ECLI:NL:CBB:2012:BX0440

College van Beroep voor het bedrijfsleven

Datum uitspraak
20 juni 2012
Publicatiedatum
5 april 2013
Zaaknummer
AWB 10/147
Instantie
College van Beroep voor het bedrijfsleven
Type
Uitspraak
Rechtsgebied
Bestuursrecht
Procedures
  • Eerste en enige aanleg
Rechters
Vindplaatsen
  • Rechtspraak.nl
AI samenvatting door LexboostAutomatisch gegenereerd

Terugvordering slachtpremie na beëindiging maatschap en voorwaarden voor toekenning

In deze zaak heeft het College van Beroep voor het bedrijfsleven op 20 juni 2012 uitspraak gedaan in het geschil tussen Maatschap A en B en C en D, appellante, en de Staatssecretaris van Economische Zaken, Landbouw en Innovatie, verweerder. Appellante heeft beroep ingesteld tegen een besluit van verweerder van 8 januari 2010, waarin werd besloten om de slachtpremie voor 15 runderen, die aan appellante was toegekend voor het premiejaar 2006, terug te vorderen. Dit besluit volgde op een eerdere herziening van de slachtpremie, waarbij verweerder had vastgesteld dat de runderen niet binnen de vereiste termijn na afvoer van het bedrijf waren geslacht.

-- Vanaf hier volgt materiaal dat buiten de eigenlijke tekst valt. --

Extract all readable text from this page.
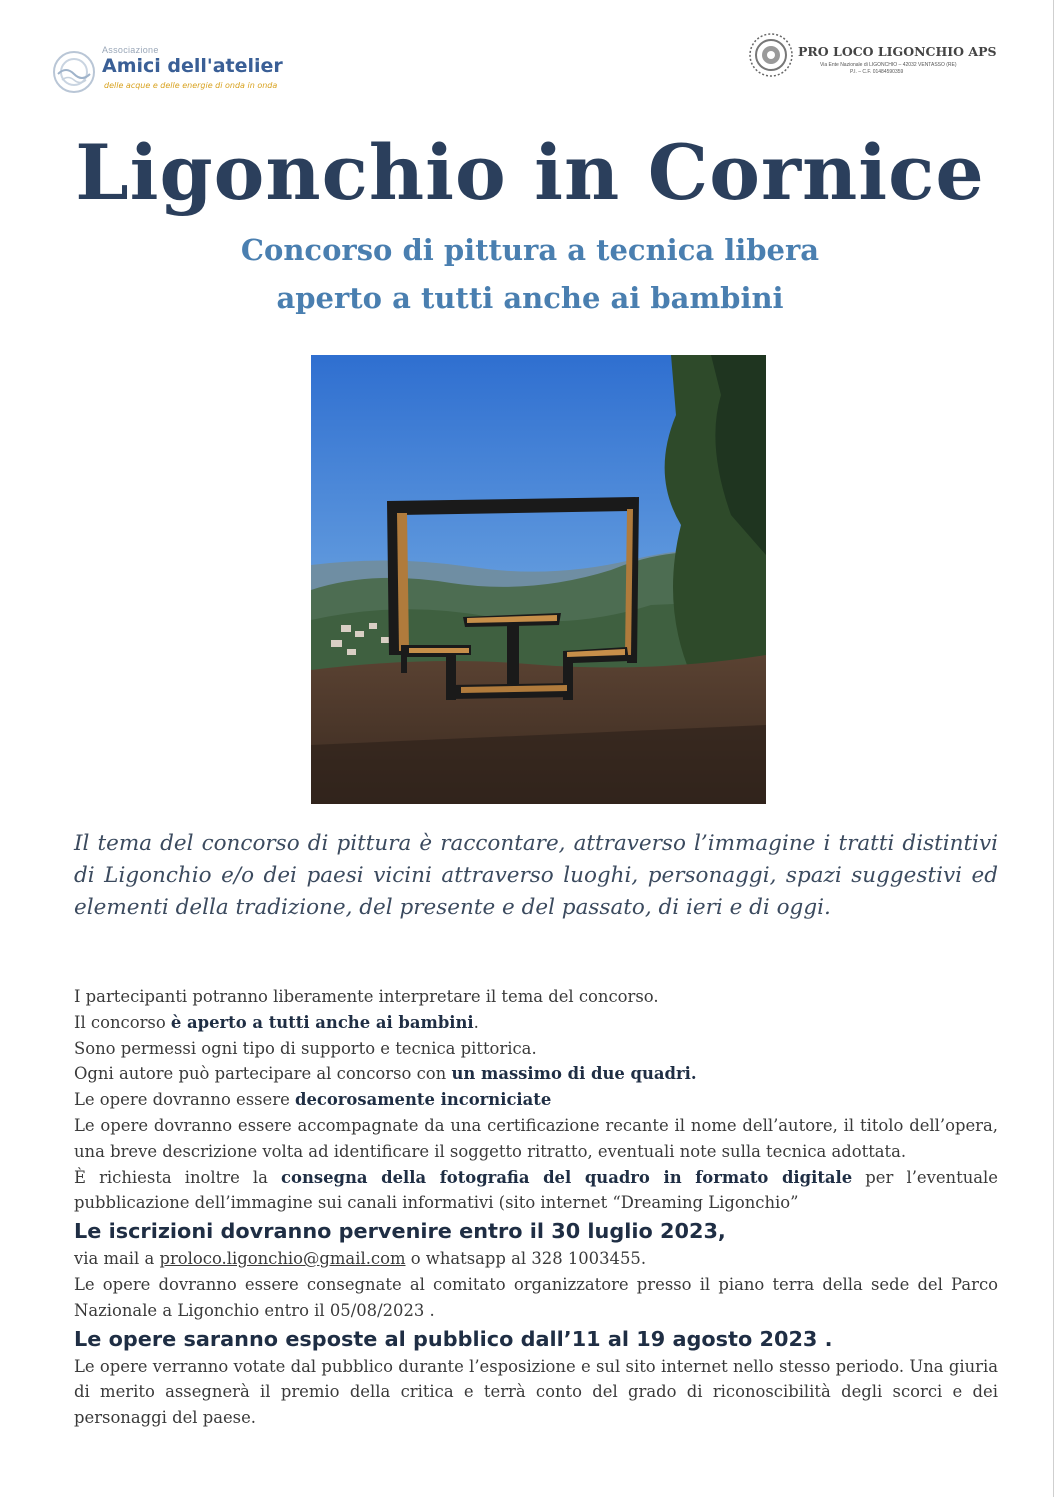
Associazione
Amici dell'atelier
delle acque e delle energie di onda in onda
PRO LOCO LIGONCHIO APS
Via Ente Nazionale di LIGONCHIO – 42032 VENTASSO (RE)
P.I. – C.F. 01484590359
Ligonchio in Cornice
Concorso di pittura a tecnica libera
aperto a tutti anche ai bambini
Il tema del concorso di pittura è raccontare, attraverso l’immagine i tratti distintivi di Ligonchio e/o dei paesi vicini attraverso luoghi, personaggi, spazi suggestivi ed elementi della tradizione, del presente e del passato, di ieri e di oggi.

I partecipanti potranno liberamente interpretare il tema del concorso.

Il concorso è aperto a tutti anche ai bambini.

Sono permessi ogni tipo di supporto e tecnica pittorica.

Ogni autore può partecipare al concorso con un massimo di due quadri.

Le opere dovranno essere decorosamente incorniciate

Le opere dovranno essere accompagnate da una certificazione recante il nome dell’autore, il titolo dell’opera, una breve descrizione volta ad identificare il soggetto ritratto, eventuali note sulla tecnica adottata.

È richiesta inoltre la consegna della fotografia del quadro in formato digitale per l’eventuale pubblicazione dell’immagine sui canali informativi (sito internet “Dreaming Ligonchio”

Le iscrizioni dovranno pervenire entro il 30 luglio 2023,

via mail a proloco.ligonchio@gmail.com o whatsapp al 328 1003455.

Le opere dovranno essere consegnate al comitato organizzatore presso il piano terra della sede del Parco Nazionale a Ligonchio entro il 05/08/2023 .

Le opere saranno esposte al pubblico dall’11 al 19 agosto 2023 .

Le opere verranno votate dal pubblico durante l’esposizione e sul sito internet nello stesso periodo. Una giuria di merito assegnerà il premio della critica e terrà conto del grado di riconoscibilità degli scorci e dei personaggi del paese.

Het College heeft de feiten en het procesverloop in detail beoordeeld. Appellante had haar maatschap per 1 mei 2006 beëindigd, maar de runderen waren pas na deze datum geslacht. Verweerder stelde dat de slachtpremie onterecht was uitgekeerd, omdat de runderen niet voldeden aan de voorwaarden van de Regeling GLB-inkomenssteun 2006, die vereiste dat de dieren binnen één maand na afvoer van het bedrijf geslacht moesten worden. Het College heeft vastgesteld dat verweerder onvoldoende aanwijzingen had gegeven aan appellante en haar maten over de administratieve handelingen die nodig waren om de slachtpremie correct te registreren.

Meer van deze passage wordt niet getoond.